[erlang-questions] Noob questions: Searching a tree

Richard O'Keefe ok@REDACTED
Thu Dec 11 05:12:53 CET 2008


On 10 Dec 2008, at 12:25 am, Edward Stow wrote:

> Hi
>
> Is this a friendly place to ask very simple questions about Erlang and
> functional programming.  I'm learning both at the same time.  For
> example I want to search for a value in the nodes of a tree structure.
> The tree is simply nested lists.  For example
>
> 6> tut1:search(a, [b, [a]]).
> true
> 7> tut1:search(a, [b, [c]]).
> false
> 8> tut1:search(a, [ [a], b]).
> true

The starting point is a question:
"What do you *mean* 'the tree is simply nested lists'?"
Can a "value" ever be a list itself?
If so, does the "value" [a,b] occur in the list [c,a,b]?
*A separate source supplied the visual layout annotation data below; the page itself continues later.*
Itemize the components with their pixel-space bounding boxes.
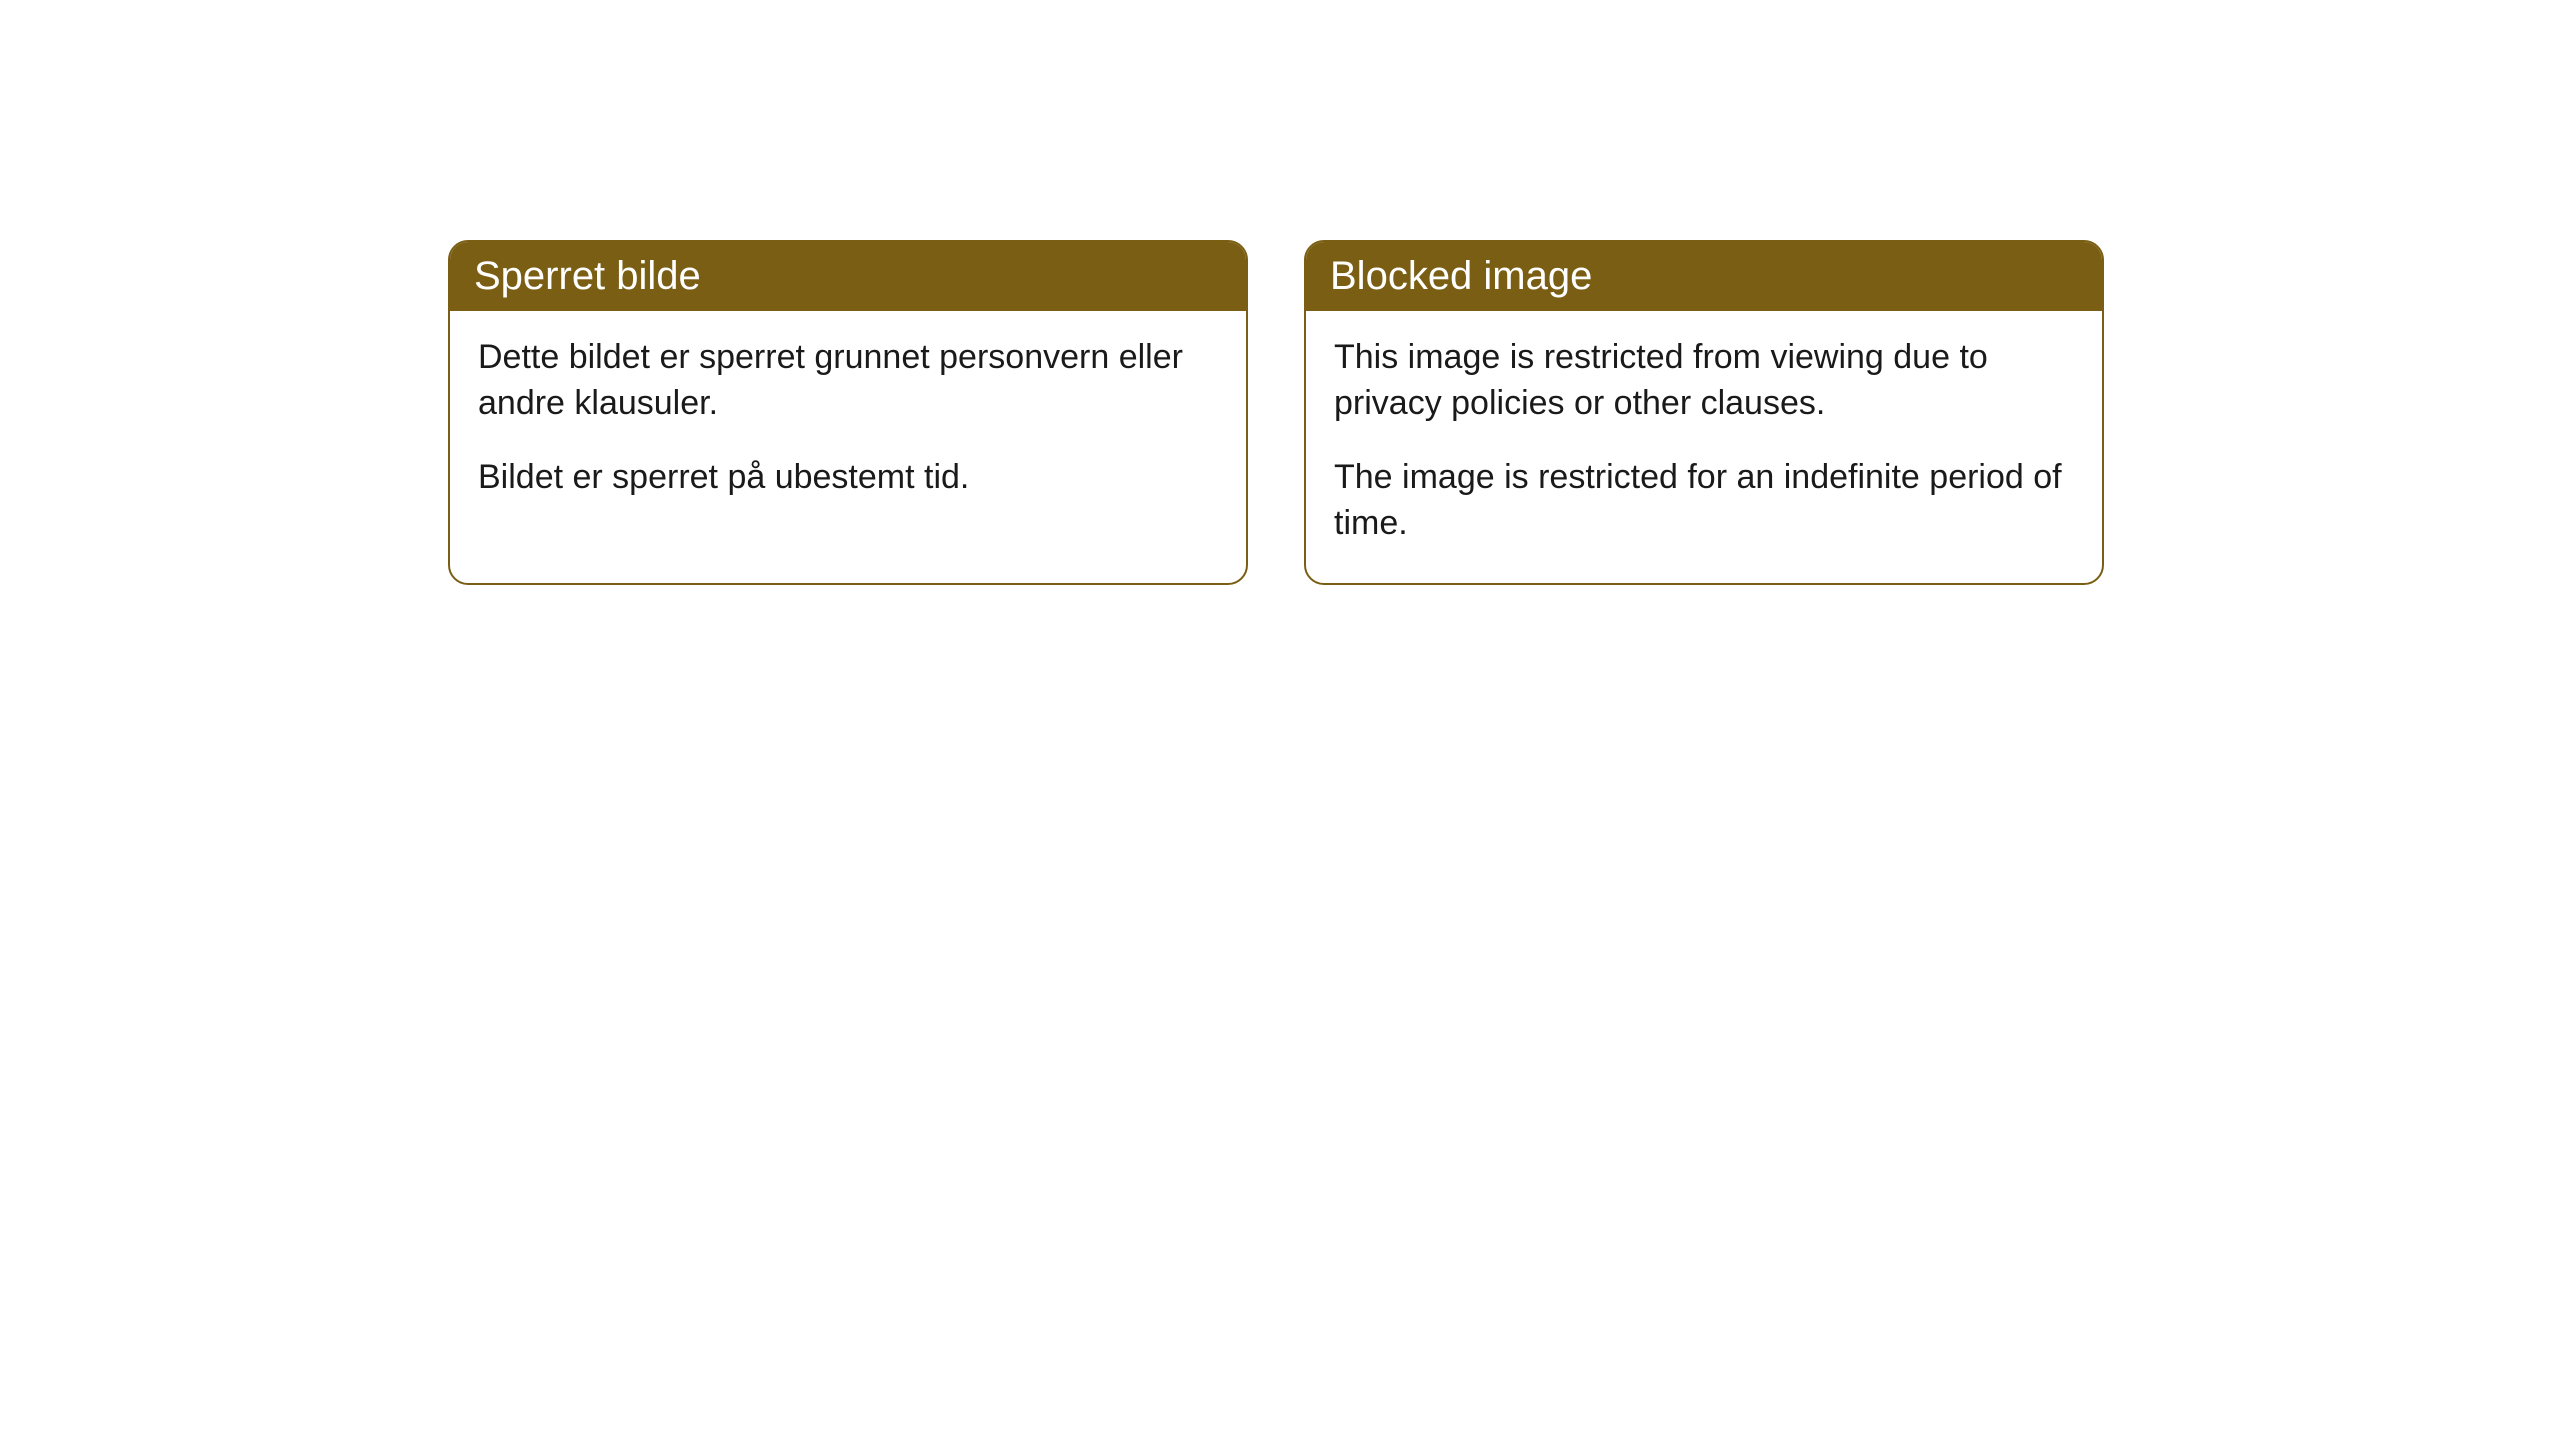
card-body: Dette bildet er sperret grunnet personve… [450,311,1246,537]
card-body: This image is restricted from viewing du… [1306,311,2102,583]
card-title: Blocked image [1306,242,2102,311]
blocked-image-card-english: Blocked image This image is restricted f… [1304,240,2104,585]
cards-container: Sperret bilde Dette bildet er sperret gr… [0,0,2560,585]
blocked-image-card-norwegian: Sperret bilde Dette bildet er sperret gr… [448,240,1248,585]
card-paragraph: Dette bildet er sperret grunnet personve… [478,335,1218,427]
card-paragraph: This image is restricted from viewing du… [1334,335,2074,427]
card-paragraph: The image is restricted for an indefinit… [1334,455,2074,547]
card-title: Sperret bilde [450,242,1246,311]
card-paragraph: Bildet er sperret på ubestemt tid. [478,455,1218,501]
Haskell programmers talk about "rose trees"
where a rose tree is a node that has a value and 0 or more subtrees.

is_rose_tree({Value,Children}) ->
     is_rose_tree_list(Children);
is_rose_tree(_) ->
     false.

is_rose_tree_list([Tree|Trees]) ->
     case is_rose_tree(Tree)
       of true  -> is_rose_tree_list(Trees)
        ; false -> false
     end;
is_rose_tree_list([]) ->
     true;
is_rose_tree_list(_) ->
     false.

The nice thing about starting by writing down a recogniser
for a recursive data structure is that computations on it are
often straightforward edits of the recogniser.

So

member_rose_tree(X, {X,_}) -> true;
member_rose_tree(X, {_,L}) -> member_rose_tree_list(X, L).

member_rose_tree_list(X, [T|Ts]) ->
     case member_rose_tree_list(X, T)
       of true  -> true
        ; false -> member_rose_tree_list(X, Ts)
     end;
member_rose_tree_list(_, []) ->
     false.

Note that with this representation a rose tree CAN be a value
in a rose tree, and there is never any doubt about which bits
are values held in the tree and which are substructure.
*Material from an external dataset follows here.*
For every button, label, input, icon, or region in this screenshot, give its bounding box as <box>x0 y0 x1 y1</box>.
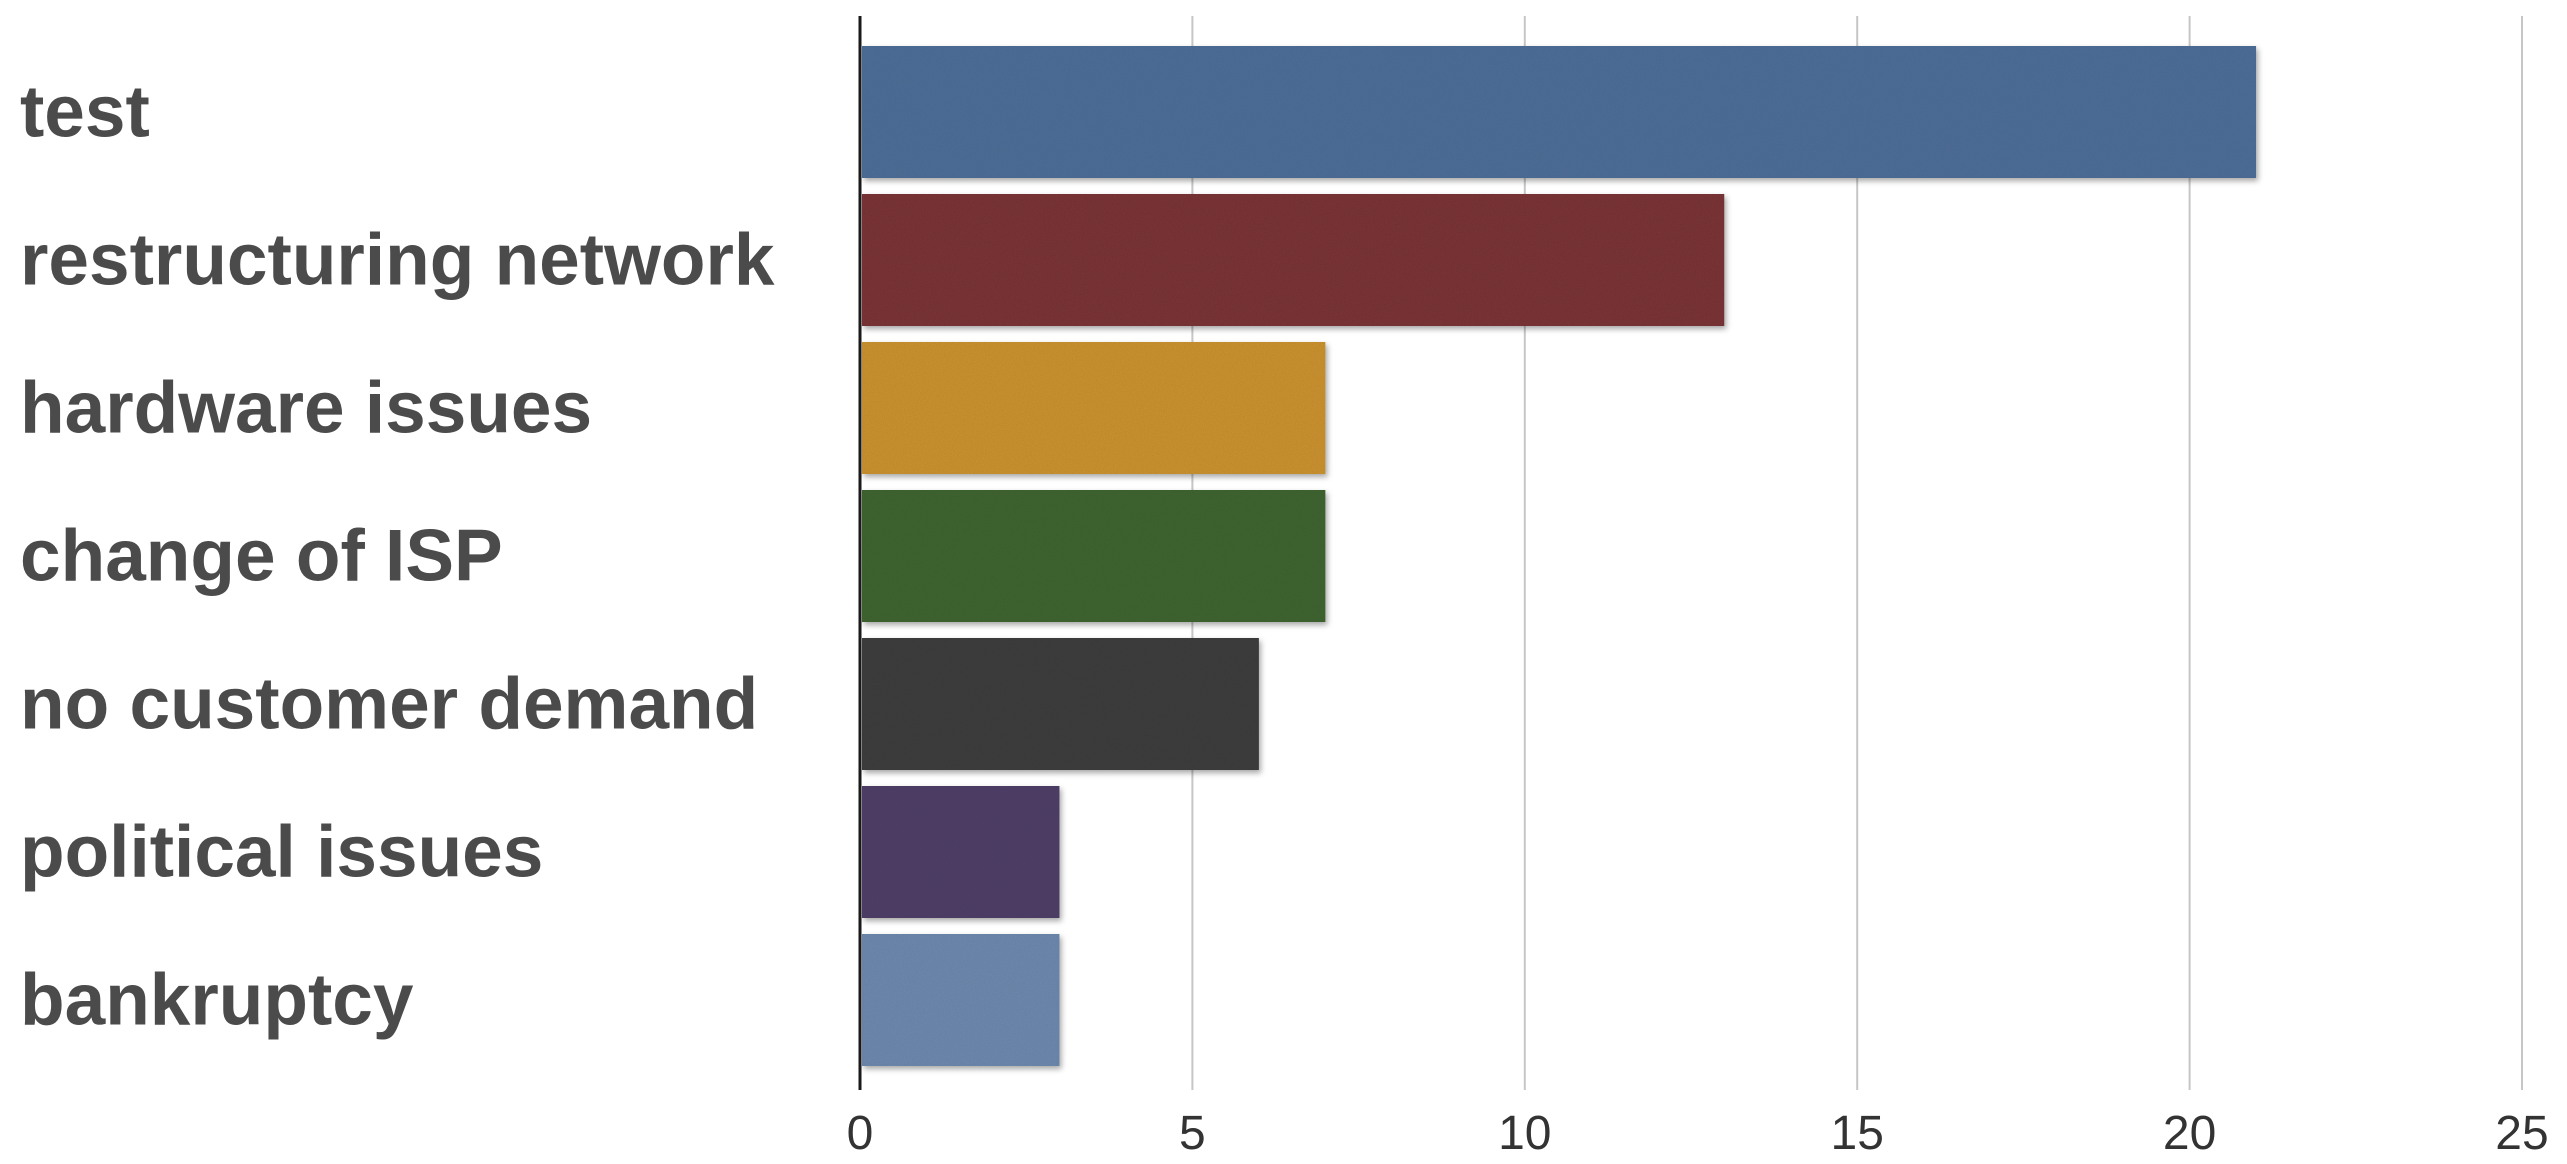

Of course this is prettier in Haskell:

	data Rose_Tree t = Rose_Tree t [Rose_Tree t]

	x `elem` (Rose_Tree y ts) = x == y || any [x `elem` t | t <- ts]

but the Erlang version is also straightforward.
>
>
> My implementation is: Is this implementation OK or how else would it
> be performed.
>
> -module(tut1).
> -export([search/2]).
>
> %% Search for an element in tree (nested lists)
>
> search(_, []) ->
>    false;
>
> search(A, [A|_]) ->
>    true;
>
> search(A, [H|T]) when list(H), length(H) > 0 ->
>    [H1|T1] = H,
>    search(A, [H1 | [T1 | T]]);
>
> search (A, [_|T]) ->
>    search(A, T).

length/1 is an order N operation.  In this context,
you simply don't need it.  Your third rule could
just be
	search(A, [[H1|T1]|T]) ->
	    search(A, [H1|[T1|T]]);

 From your definition, you ARE willing to accept a list as a value
in a nested list, and you are even willing to accept [a,b] as
one of the values in [c,a,b] --- I would NOT be --- so you could
simplify the whole thing to

	search(A, A) ->
	    true;
	search(A, [H|T]) ->
	    case search(A, H)
	      of true  -> true
	       ; false -> search(A, T)
	    end;
	search(A, _) ->
	    false.

It's not quite the same, but close enough for government work.

I do think that a clearer separation between "payload" and
"structure" would be a good idea, as in the "rose tree" datatype
described above.
>
>
> Question:  I'm not really sure of the semantics of the comma operator
> in the function when clause:
> search(A, [H|T]) when list(H), length(H) > 0 ->

It means "AND".
>
> Can somebody point me towards some relevant documentation.

Either the old Erlang book or Joe's new Erlang book.
The on-line reference manual, which is at
http://www.erlang.org/doc/reference_manual/part_frame.html
describes guards in "6.24 Guard Sequences",
which you can reach from the navigation bar on the left.